Читать «Жизнь Никитина» онлайн - страница 113

Владимир Александрович Кораблинов

– Что ж это вы, мон шер? Нехорошо, нехорошо… Некоторые лица ваше стихотворение на свой счет принимают-с, знаете ли…

– Помилуйте, граф, кого же это может касаться?

– Да вот, представьте себе!

Стихи были читаны публично в великолепной зале кадетского корпуса. И, конечно, не без адреса. И уж, конечно, кое-кого из краснобаев-либералов задели за живое.

Да хоть того же Спасовского взять: нынешний редактор «Ведомостей», графский любимчик, протеже, в дрянном журнальчике, в копеечном «Развлечении» бичует, изволите видеть, наши провинциальные нравы, а сам попался на фальшивом завещании, шкатулку украл у родственника, племянницу ограбил… боже ты мой! Грязь какая, какая гадость!

Так, значит, господин Спасовский на свой счет принял? Очень рад, очень рад, превосходно! Стрела попала в цель.

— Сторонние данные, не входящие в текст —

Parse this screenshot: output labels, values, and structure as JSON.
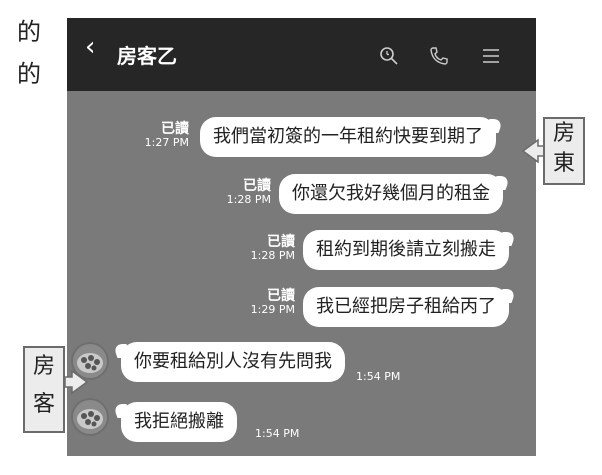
{
  "page_side_text": [
    "的",
    "的"
  ],
  "header": {
    "back_icon": "‹",
    "title": "房客乙"
  },
  "messages_right": [
    {
      "text": "我們當初簽的一年租約快要到期了",
      "status": "已讀",
      "time": "1:27 PM"
    },
    {
      "text": "你還欠我好幾個月的租金",
      "status": "已讀",
      "time": "1:28 PM"
    },
    {
      "text": "租約到期後請立刻搬走",
      "status": "已讀",
      "time": "1:28 PM"
    },
    {
      "text": "我已經把房子租給丙了",
      "status": "已讀",
      "time": "1:29 PM"
    }
  ],
  "messages_left": [
    {
      "text": "你要租給別人沒有先問我",
      "time": "1:54 PM"
    },
    {
      "text": "我拒絕搬離",
      "time": "1:54 PM"
    }
  ],
  "callouts": {
    "landlord": "房東",
    "tenant": "房客"
  },
  "colors": {
    "header": "#262626",
    "chat_bg": "#7a7a7a",
    "bubble": "#ffffff"
  }
}
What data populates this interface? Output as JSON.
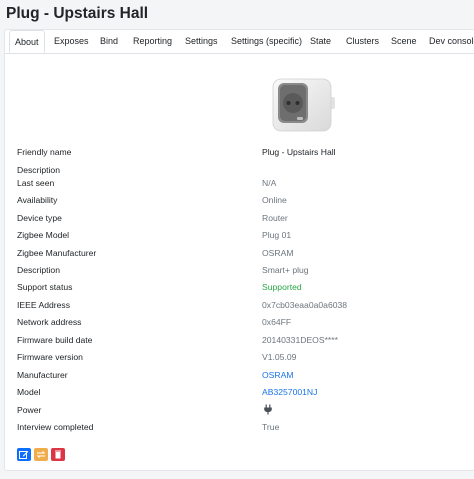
{
  "page": {
    "title": "Plug - Upstairs Hall"
  },
  "tabs": [
    {
      "label": "About"
    },
    {
      "label": "Exposes"
    },
    {
      "label": "Bind"
    },
    {
      "label": "Reporting"
    },
    {
      "label": "Settings"
    },
    {
      "label": "Settings (specific)"
    },
    {
      "label": "State"
    },
    {
      "label": "Clusters"
    },
    {
      "label": "Scene"
    },
    {
      "label": "Dev console"
    }
  ],
  "active_tab": "About",
  "device": {
    "rows": [
      {
        "label": "Friendly name",
        "value": "Plug - Upstairs Hall"
      },
      {
        "label": "Description",
        "value": ""
      },
      {
        "label": "Last seen",
        "value": "N/A"
      },
      {
        "label": "Availability",
        "value": "Online"
      },
      {
        "label": "Device type",
        "value": "Router"
      },
      {
        "label": "Zigbee Model",
        "value": "Plug 01"
      },
      {
        "label": "Zigbee Manufacturer",
        "value": "OSRAM"
      },
      {
        "label": "Description",
        "value": "Smart+ plug"
      },
      {
        "label": "Support status",
        "value": "Supported"
      },
      {
        "label": "IEEE Address",
        "value": "0x7cb03eaa0a0a6038"
      },
      {
        "label": "Network address",
        "value": "0x64FF"
      },
      {
        "label": "Firmware build date",
        "value": "20140331DEOS****"
      },
      {
        "label": "Firmware version",
        "value": "V1.05.09"
      },
      {
        "label": "Manufacturer",
        "value": "OSRAM"
      },
      {
        "label": "Model",
        "value": "AB3257001NJ"
      },
      {
        "label": "Power",
        "value": "",
        "icon": "plug-icon"
      },
      {
        "label": "Interview completed",
        "value": "True"
      }
    ]
  },
  "actions": [
    {
      "icon": "edit-icon",
      "color": "#0d6efd"
    },
    {
      "icon": "reconfigure-icon",
      "color": "#f0ad4e"
    },
    {
      "icon": "trash-icon",
      "color": "#dc3545"
    }
  ],
  "colors": {
    "supported": "#28a745",
    "link": "#1a73e8",
    "muted": "#6c757d"
  }
}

Грозит розовый перст. Его сиятельство, кажется, изволит хмурить брови? Гм… гм…

Вы, ваше сиятельство, напрасно все еще мните себя благодетелем, меценатом безвестного воронежского мещанина Никитина. Напрасно-с. Неужто вам в голову не приходило, что не тот нынче Никитин, каким был шесть лет назад. Не тот, ваше сиятельство, не тот!

Неужели вы все еще мните, граф, что он по-прежнему, по-холопски, счастлив вашей генеральской лаской, по-прежнему млеет от снисходительно протянутой вами руки, с которой вы даже белоснежную лайковую перчатку не потрудились снять… Сказать ли? Воронежскому мещанину Никитину стыдно – слышите ли? – стыдно вспоминать свои первые шаги на литературном поприще, когда вы, ваше сиятельство, соизволили представить его русской читающей публике. Краска заливает щеки – стоит лишь вспомнить лакейскую заметку Булгарина по поводу выхода в свет злополучной книжицы стихов какого-то воронежского дворника…

А проклятые экземпляры той же, вами изданной книжонки, с верноподданническими надписями, от моего имени преподнесенные обеим императрицам и наследнику!

И затем – высочайший рескрипт в ответ и августейший подарок – золотые часы.

И, главное, ощущение мерзкого, холопского восторга (чего одна лишь записка к Николаю Иванычу стоит: «Ура! Ура! Числа не помню»), восторга, охватившего бедного сочинителя… Ощущенье, точь-в-точь, вероятно, сходное с ощущеньем дворового пса, которого хозяин мимоходом ласково потрепал за уши…

Иван Савич даже застонал и приоткрыл глаза: пыль, пыль, пожелтевшая от зноя трава на обочинах; уныло горбится ямщикова спина; блестящий, темный от пахучего пота, мерно, сильно шевелится круп буланой пристяжки. Нахохлившиеся кособокие избы тянутся вдоль дороги, жалкие, убогие, как нищие возле паперти. Ни деревца возле них, ни кустика. На голом месте жмутся робко друг к дружке, с затаенной ненавистью поглядывая на путников крошечными подслеповатыми оконцами, словно зияющие раны, выставляя напоказ дырявые крыши, обвалившиеся углы, разгороженные задворки.